Composure also has other side effects that work to the benefit of the introvert salesperson. Being calm and collected has the general effect of putting clients at ease rather than being tense or defensive. Too often, aggressive salespeople are either not trusted or annoying. Potential clients clam up and walk away early when they feel they are being led down a path, often switching to another provider who comes across a bit more honest and less “salesy.” The introvert, however, gets around this problem.
There is no emotional push, no aggression, no hard sell. Instead, he comes in, provides the facts, identifies the problem the consumer or client has, and then offers a viable, practical solution. By getting the discussion away from questioning a salesperson’s honesty and back to focusing on the product or service, a sale and deal is far more likely. By allowing a sales meeting to be comfortable rather than an event of heavy pressure and hard-selling, the introvert is able to land sales where the traditional salesperson would find significant resistance and often fails.
Introvert salespeople put a high priority on relationship building with customers and clients. They’re not into the deal for a single sale and then off to the next one. Instead, they are far more likely to build long-term streams of revenue by working with the same customers again and again.
Introvert salespeople understand and take advantage of the fact that it was 10 times easier to work with known customers than trying to develop a new relationship with unknown leads. Instead, they leverage known contacts and client interests to keep producing new sales again and again. This is done by focusing on win-win scenarios where both the introvert and the client both realize a significant gain in the deal negotiated.
Introverts have a keen, well-trained ability at listening to people. Often, customers want to tell people what they are dealing with, explain the issue, and discuss what really matters to them. Unfortunately, many sales people already have a script they feel they need to follow to make a sale. The two don’t mix. Instead, the customer ends up being turned off because the salesperson won’t do the most simply, easy thing in selling: listening.
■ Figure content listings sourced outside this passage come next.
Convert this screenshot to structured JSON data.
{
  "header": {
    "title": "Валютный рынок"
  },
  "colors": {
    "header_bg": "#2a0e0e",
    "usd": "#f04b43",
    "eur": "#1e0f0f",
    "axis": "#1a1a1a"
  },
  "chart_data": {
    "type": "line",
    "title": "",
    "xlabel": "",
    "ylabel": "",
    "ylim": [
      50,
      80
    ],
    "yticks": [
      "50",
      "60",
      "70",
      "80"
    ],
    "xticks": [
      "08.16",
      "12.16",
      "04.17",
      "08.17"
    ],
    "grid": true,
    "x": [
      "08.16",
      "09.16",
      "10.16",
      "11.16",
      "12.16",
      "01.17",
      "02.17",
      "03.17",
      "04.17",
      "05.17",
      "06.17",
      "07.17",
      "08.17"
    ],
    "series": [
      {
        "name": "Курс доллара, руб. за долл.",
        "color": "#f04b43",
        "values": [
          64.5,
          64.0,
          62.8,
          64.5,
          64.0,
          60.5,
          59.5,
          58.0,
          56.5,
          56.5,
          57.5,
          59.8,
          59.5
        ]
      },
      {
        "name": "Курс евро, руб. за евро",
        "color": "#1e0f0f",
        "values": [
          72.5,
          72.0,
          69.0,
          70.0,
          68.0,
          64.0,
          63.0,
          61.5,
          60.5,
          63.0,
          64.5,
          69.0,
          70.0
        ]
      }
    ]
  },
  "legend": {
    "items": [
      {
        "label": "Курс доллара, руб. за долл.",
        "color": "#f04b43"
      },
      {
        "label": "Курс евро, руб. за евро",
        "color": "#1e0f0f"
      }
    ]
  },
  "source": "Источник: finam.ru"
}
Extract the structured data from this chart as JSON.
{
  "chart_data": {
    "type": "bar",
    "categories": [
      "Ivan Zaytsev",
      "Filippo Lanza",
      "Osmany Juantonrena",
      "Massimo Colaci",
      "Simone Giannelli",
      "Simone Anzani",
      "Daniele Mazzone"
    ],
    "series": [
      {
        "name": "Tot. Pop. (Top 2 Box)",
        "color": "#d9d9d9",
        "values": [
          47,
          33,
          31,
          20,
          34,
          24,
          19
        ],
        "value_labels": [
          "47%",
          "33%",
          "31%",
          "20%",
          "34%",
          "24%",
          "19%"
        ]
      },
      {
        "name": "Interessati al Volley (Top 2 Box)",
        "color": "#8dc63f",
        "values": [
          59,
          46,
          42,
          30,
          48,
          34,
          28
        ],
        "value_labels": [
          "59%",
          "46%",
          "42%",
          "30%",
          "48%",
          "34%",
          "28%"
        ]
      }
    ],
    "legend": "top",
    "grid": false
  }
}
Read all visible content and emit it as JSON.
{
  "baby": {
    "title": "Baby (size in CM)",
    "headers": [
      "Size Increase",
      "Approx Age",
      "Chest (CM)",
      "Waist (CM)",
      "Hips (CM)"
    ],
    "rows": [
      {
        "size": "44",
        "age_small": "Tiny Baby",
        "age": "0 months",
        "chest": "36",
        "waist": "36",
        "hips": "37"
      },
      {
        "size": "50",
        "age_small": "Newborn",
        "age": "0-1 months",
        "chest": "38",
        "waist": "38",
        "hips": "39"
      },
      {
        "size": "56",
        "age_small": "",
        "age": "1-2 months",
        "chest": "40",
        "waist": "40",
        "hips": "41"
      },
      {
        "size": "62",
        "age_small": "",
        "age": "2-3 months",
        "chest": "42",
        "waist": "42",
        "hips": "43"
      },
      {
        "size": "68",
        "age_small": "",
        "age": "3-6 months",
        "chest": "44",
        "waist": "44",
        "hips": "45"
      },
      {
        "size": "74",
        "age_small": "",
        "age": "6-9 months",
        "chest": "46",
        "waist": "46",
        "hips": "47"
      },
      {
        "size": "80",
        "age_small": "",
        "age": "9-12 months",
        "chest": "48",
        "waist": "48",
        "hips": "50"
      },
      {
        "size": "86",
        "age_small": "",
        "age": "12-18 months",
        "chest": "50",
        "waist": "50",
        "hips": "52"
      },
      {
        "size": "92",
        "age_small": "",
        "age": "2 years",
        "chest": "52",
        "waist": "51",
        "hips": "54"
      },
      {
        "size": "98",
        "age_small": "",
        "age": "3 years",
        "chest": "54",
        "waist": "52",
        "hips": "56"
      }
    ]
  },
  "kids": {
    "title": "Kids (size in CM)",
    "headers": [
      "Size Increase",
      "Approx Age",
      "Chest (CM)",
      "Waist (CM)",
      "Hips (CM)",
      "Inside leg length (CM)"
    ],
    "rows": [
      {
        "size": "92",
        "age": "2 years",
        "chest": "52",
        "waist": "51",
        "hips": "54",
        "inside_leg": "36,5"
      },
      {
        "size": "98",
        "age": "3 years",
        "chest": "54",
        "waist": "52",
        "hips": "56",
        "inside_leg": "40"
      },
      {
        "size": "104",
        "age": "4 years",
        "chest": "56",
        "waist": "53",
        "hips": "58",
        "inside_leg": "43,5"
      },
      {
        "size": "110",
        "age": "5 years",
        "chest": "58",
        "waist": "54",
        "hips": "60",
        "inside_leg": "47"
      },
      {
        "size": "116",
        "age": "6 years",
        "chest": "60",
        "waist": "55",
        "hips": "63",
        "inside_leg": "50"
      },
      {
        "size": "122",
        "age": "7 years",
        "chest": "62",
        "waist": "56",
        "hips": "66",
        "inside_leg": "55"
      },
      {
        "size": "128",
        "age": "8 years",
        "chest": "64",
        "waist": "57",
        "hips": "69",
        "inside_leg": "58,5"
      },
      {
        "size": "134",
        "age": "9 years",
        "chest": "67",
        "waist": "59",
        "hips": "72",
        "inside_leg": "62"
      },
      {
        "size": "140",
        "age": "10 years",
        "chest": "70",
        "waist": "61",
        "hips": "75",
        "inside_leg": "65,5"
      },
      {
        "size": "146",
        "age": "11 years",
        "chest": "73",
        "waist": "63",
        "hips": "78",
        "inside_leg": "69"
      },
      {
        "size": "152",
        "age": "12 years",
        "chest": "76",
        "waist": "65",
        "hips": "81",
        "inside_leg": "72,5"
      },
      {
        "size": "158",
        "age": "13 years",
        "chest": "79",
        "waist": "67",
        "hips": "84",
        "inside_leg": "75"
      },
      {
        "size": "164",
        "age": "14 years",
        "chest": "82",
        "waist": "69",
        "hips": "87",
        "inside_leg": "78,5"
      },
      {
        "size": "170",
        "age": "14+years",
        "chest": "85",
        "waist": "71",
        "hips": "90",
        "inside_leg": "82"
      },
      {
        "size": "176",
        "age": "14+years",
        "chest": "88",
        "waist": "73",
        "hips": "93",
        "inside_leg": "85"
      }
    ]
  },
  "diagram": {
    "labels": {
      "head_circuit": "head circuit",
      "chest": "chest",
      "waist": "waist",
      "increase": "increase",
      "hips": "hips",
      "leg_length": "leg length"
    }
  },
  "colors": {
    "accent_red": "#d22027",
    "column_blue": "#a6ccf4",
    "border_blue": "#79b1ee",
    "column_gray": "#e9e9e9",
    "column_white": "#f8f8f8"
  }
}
Introverts, on the other hand, are quite adept at letting people talk around them. They take in all the details and statements, asking questions for more information, and getting the big picture that matters to the customer versus a script. In fact, many introverts will spend more than two-thirds of the sales meeting discussion asking the questions rather than wasting time on a pitch.
Listening provides access to key information, especially details that are valuable to allowing the introvert salesperson to connect with a client personally versus in generic terms.